“Are you lost? Are there other hunters here who have brought you with them and now you wait for them to return?”

“I am all alone,” she told him.

He was so surprised he did not know what to say. At last he stammered:

“Perhaps you are only teasing me—or it may be that you are afraid of me because I am a stranger. But no harm shall come to you through me—that I promise you. I am Nio Kuro, a Prince of Hi-no-moto, the Land Where the Day Begins. Forgive my rudeness in speaking to you, but will you not let me guard you and take you back to your friends?”

“I have no friends and nowhere to go,” she sighed.

“But whence do you come, O sweetest creature in all the kingdom?” cried the bewildered Prince. Again she shook her head.

“I belong to the forest,” she said simply.

“Henceforth you shall belong to me,” the Prince declared, and so he took her back to his Bamboo Castle as his bride.
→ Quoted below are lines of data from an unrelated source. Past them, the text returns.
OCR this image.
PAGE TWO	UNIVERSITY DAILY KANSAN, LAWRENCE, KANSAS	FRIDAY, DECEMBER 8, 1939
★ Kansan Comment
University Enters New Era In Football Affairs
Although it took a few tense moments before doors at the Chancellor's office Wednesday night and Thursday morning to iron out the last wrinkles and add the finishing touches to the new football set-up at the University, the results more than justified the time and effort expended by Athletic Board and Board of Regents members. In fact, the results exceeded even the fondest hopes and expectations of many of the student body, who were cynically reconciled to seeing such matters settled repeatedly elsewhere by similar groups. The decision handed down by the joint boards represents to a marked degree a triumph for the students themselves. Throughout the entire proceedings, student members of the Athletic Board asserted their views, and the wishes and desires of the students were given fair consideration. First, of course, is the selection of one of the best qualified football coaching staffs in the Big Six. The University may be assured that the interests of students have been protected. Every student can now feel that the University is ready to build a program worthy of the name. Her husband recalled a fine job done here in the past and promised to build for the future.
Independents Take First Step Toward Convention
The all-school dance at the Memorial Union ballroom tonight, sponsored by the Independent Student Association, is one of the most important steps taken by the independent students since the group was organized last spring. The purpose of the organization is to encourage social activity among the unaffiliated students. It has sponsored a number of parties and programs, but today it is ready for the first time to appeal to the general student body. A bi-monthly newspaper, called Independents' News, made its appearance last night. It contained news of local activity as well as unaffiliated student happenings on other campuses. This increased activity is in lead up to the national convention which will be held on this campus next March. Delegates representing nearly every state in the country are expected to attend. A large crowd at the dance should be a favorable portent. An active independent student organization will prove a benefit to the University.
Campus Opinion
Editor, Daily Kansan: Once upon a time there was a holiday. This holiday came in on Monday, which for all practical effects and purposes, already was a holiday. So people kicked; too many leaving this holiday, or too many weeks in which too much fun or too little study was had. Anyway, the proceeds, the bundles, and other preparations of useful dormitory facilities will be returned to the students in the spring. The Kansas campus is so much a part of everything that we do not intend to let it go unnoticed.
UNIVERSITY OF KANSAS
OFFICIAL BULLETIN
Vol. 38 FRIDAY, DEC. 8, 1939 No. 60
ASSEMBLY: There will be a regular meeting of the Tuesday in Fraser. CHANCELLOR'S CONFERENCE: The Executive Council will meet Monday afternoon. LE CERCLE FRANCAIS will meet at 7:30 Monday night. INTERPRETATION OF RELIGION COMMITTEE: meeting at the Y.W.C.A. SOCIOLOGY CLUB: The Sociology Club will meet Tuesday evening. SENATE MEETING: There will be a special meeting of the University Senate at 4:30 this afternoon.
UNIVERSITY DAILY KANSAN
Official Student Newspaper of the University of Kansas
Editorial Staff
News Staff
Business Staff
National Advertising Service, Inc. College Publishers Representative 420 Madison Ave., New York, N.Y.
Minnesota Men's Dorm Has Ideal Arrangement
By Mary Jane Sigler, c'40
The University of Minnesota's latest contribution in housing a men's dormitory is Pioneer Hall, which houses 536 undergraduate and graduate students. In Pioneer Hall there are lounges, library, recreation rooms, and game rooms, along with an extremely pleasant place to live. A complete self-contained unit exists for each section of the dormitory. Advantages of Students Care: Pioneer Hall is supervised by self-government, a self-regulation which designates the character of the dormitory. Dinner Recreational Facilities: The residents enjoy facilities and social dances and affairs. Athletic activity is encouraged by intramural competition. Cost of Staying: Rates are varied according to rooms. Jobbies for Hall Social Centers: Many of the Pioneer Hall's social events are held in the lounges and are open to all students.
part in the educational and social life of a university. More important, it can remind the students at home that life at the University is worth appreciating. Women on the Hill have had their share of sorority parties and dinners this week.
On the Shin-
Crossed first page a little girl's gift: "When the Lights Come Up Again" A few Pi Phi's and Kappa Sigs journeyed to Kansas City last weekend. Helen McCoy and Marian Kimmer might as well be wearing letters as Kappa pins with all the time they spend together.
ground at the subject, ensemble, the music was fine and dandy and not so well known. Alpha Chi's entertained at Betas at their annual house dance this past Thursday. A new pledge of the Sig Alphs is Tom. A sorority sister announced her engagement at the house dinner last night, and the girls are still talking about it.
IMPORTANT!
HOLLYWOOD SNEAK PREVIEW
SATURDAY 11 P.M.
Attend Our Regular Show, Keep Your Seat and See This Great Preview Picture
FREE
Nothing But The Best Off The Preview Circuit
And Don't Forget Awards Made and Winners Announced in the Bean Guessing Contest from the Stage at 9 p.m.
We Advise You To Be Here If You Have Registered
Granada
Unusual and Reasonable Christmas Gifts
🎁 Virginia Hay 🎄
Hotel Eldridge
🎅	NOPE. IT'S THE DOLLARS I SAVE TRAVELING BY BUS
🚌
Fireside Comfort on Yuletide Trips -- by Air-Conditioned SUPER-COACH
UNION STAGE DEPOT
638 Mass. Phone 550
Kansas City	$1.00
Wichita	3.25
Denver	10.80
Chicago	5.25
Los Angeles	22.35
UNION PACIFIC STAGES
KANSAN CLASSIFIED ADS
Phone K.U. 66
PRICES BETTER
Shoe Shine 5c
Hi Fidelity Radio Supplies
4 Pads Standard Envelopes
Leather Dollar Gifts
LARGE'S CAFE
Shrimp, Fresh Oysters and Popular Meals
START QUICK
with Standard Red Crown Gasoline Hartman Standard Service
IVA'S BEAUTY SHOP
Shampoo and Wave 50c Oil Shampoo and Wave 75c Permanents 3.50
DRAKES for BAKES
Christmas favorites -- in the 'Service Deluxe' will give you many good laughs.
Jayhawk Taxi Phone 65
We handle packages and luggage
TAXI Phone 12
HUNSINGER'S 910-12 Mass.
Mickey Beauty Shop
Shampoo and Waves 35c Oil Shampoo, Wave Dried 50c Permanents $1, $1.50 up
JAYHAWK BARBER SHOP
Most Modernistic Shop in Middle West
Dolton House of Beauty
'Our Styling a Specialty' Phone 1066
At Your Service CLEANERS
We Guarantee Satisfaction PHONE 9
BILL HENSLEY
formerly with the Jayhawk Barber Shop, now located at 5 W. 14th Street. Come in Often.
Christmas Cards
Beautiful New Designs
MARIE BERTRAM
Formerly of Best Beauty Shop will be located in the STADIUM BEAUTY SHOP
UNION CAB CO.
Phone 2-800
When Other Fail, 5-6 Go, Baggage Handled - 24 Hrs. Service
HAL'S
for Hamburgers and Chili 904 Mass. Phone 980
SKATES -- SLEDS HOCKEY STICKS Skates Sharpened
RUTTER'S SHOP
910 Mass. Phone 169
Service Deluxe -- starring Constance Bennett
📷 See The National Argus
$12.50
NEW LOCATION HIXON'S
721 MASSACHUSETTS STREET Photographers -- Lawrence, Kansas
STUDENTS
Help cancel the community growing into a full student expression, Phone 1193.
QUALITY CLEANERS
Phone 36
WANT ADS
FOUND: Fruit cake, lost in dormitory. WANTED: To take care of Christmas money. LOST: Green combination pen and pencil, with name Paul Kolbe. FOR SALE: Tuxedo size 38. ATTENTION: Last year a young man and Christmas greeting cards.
There every one wondered at this fair maid of the forest, but no one could find out who were her parents or where her home had been or anything about her, and the Prince was so charmed with her grace and beauty he never bothered his head about these questions that so worried other people. She loved him and he loved her and that was all he cared to know about her, for the Prince was a very clever man.

He bought her the loveliest gowns of purple and yellow satin, all embroidered in roses and green leaves and jeweled butterflies, and she had servants to wait upon her and fan her and a red and gold jinricksha to ride in. He called her a queer Japanese word which means Wild Flower, for he said she grew and blossomed in the forest and he transplanted her and made her a Princess. But that was just his own pet name for her, and he ordered that throughout the Land Where the Day Begins she should be known as the Princess Hoshi, or the Star Princess.

And he gave a great supper and invited all the people of his kingdom to it, and in the center of the table was a cake so big it looked like a snow-covered mountain, and around it were blooming all the joyous and lucky flowers, while out in the court was a maple tree covered with what every one thought at first was autumn leaves, but these leaves turned out to be little cakes of every color under the sun, and each guest was given a red paper bag filled with them to carry home. No wonder they were all glad the Prince had found a Princess Hoshi, and wished him and his Star Princess long life and much joy. It is true there were some who, as soon as they got away, nodded their heads knowingly as they munched their cakes, and said the Princess was an odd person and perhaps the Prince would one day wish he had left her in the forest.